Little Beau Pepé is a 1952 Merrie Melodies short directed by Chuck Jones that premiered on March 29, 1952. The short stars Pepé Le Pew and Penelope Pussycat.

== Plot ==
At Le Desert Sahara, a sign in front of the fortress reads, "No Le Pouf Trespassé." Inside, a group of French soldiers are undergoing military training. They march while singing a song, but their leader dismisses them, and they scatter. As they walk away, the scene shifts to Penelope Pussycat sleeping in a designated area. Penelope stirs, and two painters nearby are chatting. When Penelope appears, the painters pet her.

Pepé Le Pew arrives at the entrance, proclaiming himself "the broken heart of love." He expresses his desire to join the foreign legion. He begins filling out a questionnaire, but before he finishes, the enlistment officer is frightened away by Pepé's smell, causing everyone else in the fortress to flee in panic, except Penelope.

Pepé mistakenly believes that the others have left because they think he would be ideal for defending the port. As Pepé takes charge of defending the fort, Penelope gets up. She walks over to a ladder labeled "Le Painte Dampe" and accidentally acquires a white stripe down her back. Pepé spots her, again mistaking her for a female skunk, and approaches to woo her.
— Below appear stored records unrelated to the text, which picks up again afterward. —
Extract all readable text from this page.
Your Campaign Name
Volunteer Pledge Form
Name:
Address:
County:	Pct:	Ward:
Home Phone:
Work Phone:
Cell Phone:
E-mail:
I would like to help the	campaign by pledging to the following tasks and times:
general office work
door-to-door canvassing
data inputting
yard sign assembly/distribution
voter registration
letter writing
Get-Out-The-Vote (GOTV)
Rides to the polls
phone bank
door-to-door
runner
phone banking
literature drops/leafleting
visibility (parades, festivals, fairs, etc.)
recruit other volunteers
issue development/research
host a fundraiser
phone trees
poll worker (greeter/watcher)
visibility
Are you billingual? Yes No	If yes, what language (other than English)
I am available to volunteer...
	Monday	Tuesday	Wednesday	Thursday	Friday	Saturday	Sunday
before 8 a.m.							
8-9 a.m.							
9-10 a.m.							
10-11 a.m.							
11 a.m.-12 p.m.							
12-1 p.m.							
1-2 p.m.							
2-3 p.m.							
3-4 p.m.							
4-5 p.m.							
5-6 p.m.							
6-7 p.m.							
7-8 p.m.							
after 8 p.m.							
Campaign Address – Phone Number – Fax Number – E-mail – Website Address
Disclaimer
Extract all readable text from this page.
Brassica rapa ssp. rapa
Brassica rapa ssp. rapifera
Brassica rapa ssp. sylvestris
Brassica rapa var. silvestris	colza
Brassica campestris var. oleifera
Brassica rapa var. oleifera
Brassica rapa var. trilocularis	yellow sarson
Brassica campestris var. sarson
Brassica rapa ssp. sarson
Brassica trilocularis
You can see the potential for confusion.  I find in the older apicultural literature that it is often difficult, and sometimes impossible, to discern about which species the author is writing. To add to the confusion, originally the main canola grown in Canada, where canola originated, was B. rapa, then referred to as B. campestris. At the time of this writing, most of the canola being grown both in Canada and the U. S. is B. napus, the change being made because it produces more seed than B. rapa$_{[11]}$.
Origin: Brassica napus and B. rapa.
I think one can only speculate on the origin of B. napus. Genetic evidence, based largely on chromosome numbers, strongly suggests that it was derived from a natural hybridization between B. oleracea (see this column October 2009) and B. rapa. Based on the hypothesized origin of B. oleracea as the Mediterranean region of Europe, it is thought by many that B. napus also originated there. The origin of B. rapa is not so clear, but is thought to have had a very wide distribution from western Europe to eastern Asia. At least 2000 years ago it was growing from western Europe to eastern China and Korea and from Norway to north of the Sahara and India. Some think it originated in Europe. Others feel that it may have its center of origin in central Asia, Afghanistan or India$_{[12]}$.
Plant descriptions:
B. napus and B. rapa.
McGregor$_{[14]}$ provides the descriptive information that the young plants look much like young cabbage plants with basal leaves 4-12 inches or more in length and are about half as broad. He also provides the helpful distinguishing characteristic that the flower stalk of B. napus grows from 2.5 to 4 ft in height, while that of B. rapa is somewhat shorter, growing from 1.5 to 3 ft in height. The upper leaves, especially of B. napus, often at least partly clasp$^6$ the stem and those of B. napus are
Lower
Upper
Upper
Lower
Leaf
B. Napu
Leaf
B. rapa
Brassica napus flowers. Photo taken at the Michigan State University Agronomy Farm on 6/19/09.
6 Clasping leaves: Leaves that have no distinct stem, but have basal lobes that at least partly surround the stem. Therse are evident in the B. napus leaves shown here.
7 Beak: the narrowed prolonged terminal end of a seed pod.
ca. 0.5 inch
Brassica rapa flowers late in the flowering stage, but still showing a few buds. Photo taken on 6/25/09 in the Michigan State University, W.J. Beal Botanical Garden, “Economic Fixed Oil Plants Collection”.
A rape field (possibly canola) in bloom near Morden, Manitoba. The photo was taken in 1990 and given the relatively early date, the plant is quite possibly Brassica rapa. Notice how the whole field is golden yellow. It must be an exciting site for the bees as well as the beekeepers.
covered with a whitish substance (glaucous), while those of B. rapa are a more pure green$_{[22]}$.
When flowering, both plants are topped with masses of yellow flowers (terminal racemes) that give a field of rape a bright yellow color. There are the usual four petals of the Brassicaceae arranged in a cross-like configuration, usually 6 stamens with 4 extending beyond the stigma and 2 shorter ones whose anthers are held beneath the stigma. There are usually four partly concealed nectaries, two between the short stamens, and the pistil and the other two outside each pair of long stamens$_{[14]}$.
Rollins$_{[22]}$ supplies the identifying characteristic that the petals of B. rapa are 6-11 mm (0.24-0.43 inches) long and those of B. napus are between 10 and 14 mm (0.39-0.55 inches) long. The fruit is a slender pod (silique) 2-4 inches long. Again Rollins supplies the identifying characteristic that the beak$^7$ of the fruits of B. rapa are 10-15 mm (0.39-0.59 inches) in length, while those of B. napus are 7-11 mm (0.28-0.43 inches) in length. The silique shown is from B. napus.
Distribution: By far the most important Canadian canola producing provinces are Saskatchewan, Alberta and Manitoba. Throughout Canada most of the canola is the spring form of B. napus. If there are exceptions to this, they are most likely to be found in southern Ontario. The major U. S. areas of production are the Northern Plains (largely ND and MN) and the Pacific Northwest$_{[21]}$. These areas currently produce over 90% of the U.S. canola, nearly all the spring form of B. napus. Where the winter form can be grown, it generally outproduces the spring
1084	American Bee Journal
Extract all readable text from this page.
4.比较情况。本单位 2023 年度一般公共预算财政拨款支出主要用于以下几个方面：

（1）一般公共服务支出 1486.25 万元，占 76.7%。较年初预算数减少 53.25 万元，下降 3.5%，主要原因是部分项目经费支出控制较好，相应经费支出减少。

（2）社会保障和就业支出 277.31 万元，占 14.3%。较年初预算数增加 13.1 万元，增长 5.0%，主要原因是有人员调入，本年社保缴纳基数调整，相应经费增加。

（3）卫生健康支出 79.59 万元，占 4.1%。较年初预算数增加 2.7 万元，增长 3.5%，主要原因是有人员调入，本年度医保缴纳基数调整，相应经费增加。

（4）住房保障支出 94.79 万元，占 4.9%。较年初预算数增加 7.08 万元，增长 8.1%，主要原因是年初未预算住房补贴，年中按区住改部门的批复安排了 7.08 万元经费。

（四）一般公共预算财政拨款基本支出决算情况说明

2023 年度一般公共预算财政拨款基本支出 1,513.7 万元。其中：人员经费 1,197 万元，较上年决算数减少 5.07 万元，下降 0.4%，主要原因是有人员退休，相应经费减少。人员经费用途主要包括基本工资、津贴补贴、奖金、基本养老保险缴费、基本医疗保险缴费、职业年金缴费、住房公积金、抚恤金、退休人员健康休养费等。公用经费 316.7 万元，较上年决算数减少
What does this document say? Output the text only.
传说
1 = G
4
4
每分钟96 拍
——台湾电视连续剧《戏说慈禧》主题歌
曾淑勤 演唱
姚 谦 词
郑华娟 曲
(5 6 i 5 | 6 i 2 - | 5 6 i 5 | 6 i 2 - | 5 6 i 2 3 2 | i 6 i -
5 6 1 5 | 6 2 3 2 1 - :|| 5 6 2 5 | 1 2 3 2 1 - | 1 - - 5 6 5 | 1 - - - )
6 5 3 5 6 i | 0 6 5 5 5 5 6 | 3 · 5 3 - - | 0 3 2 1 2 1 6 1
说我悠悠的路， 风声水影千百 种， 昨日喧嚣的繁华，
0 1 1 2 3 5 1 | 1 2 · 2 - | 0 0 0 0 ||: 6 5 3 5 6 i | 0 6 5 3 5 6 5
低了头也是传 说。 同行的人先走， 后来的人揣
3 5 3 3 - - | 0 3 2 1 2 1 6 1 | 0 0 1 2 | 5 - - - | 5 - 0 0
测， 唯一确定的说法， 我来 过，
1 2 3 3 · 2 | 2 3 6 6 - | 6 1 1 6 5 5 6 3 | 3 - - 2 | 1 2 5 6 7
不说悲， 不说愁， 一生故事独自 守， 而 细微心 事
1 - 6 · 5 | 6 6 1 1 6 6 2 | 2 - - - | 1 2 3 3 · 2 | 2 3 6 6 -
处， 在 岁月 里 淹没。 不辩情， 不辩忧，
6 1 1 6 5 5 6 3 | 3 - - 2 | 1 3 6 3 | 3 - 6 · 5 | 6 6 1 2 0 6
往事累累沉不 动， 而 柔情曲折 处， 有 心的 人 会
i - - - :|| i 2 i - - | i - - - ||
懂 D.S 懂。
Penelope tries to escape, leading to a chase through the desert and the fortress. At one point, Pepé dresses as Napoleon Bonaparte (calling himself "Josephine") to surprise her. Eventually, Penelope flees into the open desert and collapses from exhaustion near an oasis. Pepé finds her and takes her into a tent. While waiting for her to wake, he mixes several bottles of cologne to "restoke the furnace of love." The resulting scent is so potent that it acts as a love potion; when Penelope wakes, she becomes the aggressor, chasing a terrified Pepé into the distance.

== Production ==
- The short was written by Michael Maltese, who frequently collaborated with Chuck Jones on the Pepé Le Pew series.
- This was one of several shorts submitted by Warner Bros. for an Academy Award for Best Animated Short Film in 1952, though it did not receive a nomination.

== Home media ==
Little Beau Pepé is available on Looney Tunes Super Stars' Pepé Le Pew: Zee Best of Zee Best (2011).